Elvis Has Left The Office
Prior to June 23, 2009, the AWC asserts that Shermeta had discussions with Feltl senior management about the firm's possible participation in an upcoming shelf offering of shares of Northern Oil & Gas ("NOG") (a Minnesota-based oil and gas production company). Early in the day of June 23, 2009, the AWC alleges that Shermeta handed a Feltl trader a sheet of paper with account numbers and quantities of NOG shares, and advised the trader he would call him later with trading instructions - probably near the close. The AWC informs us that after that exchange, "Shermeta then left the office."
Egging On NOG
About 19 minutes prior to the 4:00 p.m. ET close, the AWC asserts that Shermeta called from his cellphone and told his trader to place the orders "in like ten minutes at 2:50... or even wait" a few minutes later. He asked what the day's volume was so far and learned that it was 221,000. He then instructed the trader, ''Close the thing over six if you can."
The AWC asserts that for the trading day, NOG shares began trading slightly above $6 per share but slipped lower until such times as Shermeta's trades were placed.
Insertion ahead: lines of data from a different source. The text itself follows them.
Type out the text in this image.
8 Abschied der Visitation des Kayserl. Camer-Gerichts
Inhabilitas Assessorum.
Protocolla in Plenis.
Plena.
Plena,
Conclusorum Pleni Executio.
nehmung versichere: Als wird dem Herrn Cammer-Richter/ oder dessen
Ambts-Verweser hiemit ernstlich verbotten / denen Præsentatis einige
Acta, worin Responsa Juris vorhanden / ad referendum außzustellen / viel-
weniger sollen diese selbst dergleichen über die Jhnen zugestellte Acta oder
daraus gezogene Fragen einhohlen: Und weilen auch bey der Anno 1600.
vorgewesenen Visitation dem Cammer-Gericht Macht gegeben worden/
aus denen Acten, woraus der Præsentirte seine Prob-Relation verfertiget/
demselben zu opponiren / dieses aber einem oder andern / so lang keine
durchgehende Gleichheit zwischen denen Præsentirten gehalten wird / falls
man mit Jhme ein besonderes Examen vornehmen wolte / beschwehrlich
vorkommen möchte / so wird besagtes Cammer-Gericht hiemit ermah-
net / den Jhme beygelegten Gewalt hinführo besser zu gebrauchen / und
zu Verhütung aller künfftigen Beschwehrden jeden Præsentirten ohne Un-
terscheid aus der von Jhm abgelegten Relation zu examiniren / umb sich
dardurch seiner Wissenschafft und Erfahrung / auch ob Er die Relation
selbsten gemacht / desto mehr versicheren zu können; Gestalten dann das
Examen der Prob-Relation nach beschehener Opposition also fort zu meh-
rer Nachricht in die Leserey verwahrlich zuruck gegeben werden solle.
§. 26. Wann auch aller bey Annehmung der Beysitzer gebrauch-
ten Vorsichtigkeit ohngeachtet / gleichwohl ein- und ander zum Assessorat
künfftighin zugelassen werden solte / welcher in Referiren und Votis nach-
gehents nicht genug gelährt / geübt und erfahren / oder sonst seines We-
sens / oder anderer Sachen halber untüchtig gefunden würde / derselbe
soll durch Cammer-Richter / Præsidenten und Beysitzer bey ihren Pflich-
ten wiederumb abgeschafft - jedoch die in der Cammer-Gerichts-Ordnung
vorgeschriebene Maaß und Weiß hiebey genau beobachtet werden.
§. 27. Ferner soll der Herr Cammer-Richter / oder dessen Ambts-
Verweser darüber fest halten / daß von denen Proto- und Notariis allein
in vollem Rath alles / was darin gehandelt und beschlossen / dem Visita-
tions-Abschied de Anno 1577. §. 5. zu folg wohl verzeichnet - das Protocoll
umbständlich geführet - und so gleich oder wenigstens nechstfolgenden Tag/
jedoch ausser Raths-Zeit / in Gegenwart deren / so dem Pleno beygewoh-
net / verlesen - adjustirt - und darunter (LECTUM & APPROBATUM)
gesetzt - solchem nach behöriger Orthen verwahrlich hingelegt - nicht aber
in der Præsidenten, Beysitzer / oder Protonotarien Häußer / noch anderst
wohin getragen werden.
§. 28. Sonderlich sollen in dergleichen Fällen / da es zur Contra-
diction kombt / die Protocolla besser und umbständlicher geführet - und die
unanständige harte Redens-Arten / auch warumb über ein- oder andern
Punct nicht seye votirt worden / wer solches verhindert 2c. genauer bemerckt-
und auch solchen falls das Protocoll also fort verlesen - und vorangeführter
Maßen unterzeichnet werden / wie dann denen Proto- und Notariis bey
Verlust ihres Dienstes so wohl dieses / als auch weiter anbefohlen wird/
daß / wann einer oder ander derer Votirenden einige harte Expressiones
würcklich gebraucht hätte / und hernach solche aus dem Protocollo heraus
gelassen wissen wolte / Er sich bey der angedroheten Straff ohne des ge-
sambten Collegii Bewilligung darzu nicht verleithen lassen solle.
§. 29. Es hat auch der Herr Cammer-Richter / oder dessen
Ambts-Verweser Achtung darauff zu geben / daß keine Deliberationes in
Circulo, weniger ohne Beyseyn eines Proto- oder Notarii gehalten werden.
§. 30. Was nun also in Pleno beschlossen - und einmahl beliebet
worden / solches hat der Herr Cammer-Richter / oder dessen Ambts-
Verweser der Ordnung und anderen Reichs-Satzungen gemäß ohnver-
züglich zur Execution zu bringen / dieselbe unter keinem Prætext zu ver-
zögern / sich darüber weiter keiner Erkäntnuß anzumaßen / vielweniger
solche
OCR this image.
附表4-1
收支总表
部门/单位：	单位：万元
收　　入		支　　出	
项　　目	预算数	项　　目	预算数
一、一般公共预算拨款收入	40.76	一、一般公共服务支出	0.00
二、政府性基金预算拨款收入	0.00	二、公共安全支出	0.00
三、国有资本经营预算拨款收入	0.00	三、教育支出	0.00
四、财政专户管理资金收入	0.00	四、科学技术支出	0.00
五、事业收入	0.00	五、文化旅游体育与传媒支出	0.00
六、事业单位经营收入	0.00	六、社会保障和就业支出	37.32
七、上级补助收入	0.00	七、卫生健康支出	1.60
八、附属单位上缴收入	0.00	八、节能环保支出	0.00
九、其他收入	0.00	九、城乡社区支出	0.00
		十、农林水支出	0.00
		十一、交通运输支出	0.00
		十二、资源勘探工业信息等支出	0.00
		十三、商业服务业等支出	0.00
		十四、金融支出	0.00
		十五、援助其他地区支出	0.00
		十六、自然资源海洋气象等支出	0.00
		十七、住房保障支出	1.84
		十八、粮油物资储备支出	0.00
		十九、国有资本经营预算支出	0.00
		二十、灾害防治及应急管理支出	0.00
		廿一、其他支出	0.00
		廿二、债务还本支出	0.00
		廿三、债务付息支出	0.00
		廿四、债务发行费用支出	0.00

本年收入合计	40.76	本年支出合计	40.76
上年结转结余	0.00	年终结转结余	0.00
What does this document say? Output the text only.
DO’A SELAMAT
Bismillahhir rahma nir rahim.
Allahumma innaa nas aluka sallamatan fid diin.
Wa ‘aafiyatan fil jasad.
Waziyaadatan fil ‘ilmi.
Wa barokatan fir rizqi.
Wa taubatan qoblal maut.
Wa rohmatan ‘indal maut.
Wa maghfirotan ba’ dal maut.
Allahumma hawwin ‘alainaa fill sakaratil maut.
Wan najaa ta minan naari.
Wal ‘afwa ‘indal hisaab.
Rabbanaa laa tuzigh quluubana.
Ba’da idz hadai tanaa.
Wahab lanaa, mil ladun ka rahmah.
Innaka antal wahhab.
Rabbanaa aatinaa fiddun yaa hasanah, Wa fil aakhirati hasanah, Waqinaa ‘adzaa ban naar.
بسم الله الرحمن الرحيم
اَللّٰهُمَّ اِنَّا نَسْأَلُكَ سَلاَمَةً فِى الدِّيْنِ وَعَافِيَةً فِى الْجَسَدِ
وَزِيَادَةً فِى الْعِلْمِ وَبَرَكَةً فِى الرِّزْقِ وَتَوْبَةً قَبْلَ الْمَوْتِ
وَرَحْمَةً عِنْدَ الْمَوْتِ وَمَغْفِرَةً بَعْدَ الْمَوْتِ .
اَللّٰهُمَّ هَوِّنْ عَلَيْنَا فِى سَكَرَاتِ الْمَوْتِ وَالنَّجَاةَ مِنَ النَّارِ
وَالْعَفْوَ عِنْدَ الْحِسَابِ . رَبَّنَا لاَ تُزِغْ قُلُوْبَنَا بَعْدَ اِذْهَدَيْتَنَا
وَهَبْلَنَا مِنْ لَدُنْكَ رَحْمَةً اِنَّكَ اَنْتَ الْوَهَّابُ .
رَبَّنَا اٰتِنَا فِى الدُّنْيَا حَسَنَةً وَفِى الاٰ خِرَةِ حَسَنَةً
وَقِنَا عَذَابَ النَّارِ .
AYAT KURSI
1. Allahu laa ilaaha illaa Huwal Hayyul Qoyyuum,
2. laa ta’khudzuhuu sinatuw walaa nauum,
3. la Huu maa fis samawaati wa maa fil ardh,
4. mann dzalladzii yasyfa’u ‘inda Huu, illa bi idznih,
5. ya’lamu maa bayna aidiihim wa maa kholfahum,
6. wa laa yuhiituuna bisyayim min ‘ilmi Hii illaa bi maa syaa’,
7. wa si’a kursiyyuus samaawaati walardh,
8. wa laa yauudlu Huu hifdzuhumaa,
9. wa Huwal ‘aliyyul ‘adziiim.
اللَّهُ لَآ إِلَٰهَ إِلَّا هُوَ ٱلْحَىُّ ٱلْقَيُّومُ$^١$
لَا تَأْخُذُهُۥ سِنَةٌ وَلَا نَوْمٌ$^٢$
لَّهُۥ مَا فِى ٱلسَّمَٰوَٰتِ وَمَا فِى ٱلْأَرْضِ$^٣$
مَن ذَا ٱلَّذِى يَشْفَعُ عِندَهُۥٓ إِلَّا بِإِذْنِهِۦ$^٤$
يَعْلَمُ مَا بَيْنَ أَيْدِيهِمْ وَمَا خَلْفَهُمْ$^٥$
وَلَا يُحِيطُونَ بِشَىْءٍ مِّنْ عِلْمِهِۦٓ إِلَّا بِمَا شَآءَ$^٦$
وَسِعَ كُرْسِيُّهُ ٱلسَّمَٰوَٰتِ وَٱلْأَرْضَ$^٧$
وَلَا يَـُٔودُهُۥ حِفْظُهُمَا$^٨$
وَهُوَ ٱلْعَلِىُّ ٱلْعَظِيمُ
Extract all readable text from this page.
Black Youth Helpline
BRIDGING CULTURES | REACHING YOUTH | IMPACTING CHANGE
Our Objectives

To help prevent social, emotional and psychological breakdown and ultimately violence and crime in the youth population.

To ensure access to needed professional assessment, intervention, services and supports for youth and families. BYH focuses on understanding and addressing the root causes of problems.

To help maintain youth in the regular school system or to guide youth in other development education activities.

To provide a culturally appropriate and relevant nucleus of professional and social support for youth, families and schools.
The AWC asserts that Shermeta's:
five buy orders totaled 37,000 shares and represented 58 percent of NOG's total trading volume during the last ten minutes of trading. The National Best Bid and Offer moved from $5.98 x $6.00, approximately eight minutes prior to the close, to $6.09 x $6.10 at the close.
Finally, the AWC explains that on June 24, 2009,the NOG offering was announced and on June 30th, it closed at a price below the June 23rd closing price.
Deeming the above conduct "marking at the close," in willful violation of Section 10(b) of the Securities Exchange Act of 1934 and Rule 10b-5 thereunder, and of FINRA Rules 2020 and 2010, in accordance with the terms of the AWC, FINRA imposed upon Shermeta a $25,000 fine and a 40-calendar-day suspension from association with any FINRA member in all capacities.
Bill Singer's Comment
For starters, why the hell did the AWC point out (and why did it matter) that Shermeta "left the office" after first speaking to the trader about the proposed NOG sales? I'm assuming that FINRA wanted to make some point about the out-of-office status, but that point escapes me. In furtherance of FINRA's ill-explained line-of-thought, the AWC adds that Shermeta placed the orders from his cellphone. And that matters why? If, on the other hand, he had placed the orders from a phone on his desk in the office, would that have not been a violation?
Finally, you know all that industry hype about how we have robust, competitive markets and don't believe all the crap about how over emphasized insider trading is, the myth of HFT manipulation, and the death of the old-boy-network of cronies doing each other favors? I mean, you've seen those apologists for the Street who insist that the markets aren't rigged. Well, consider how simple it was in this case for one, pretty much small-fry broker to close the thing over $6. Yeah robust and competitive . . . not rigged at all.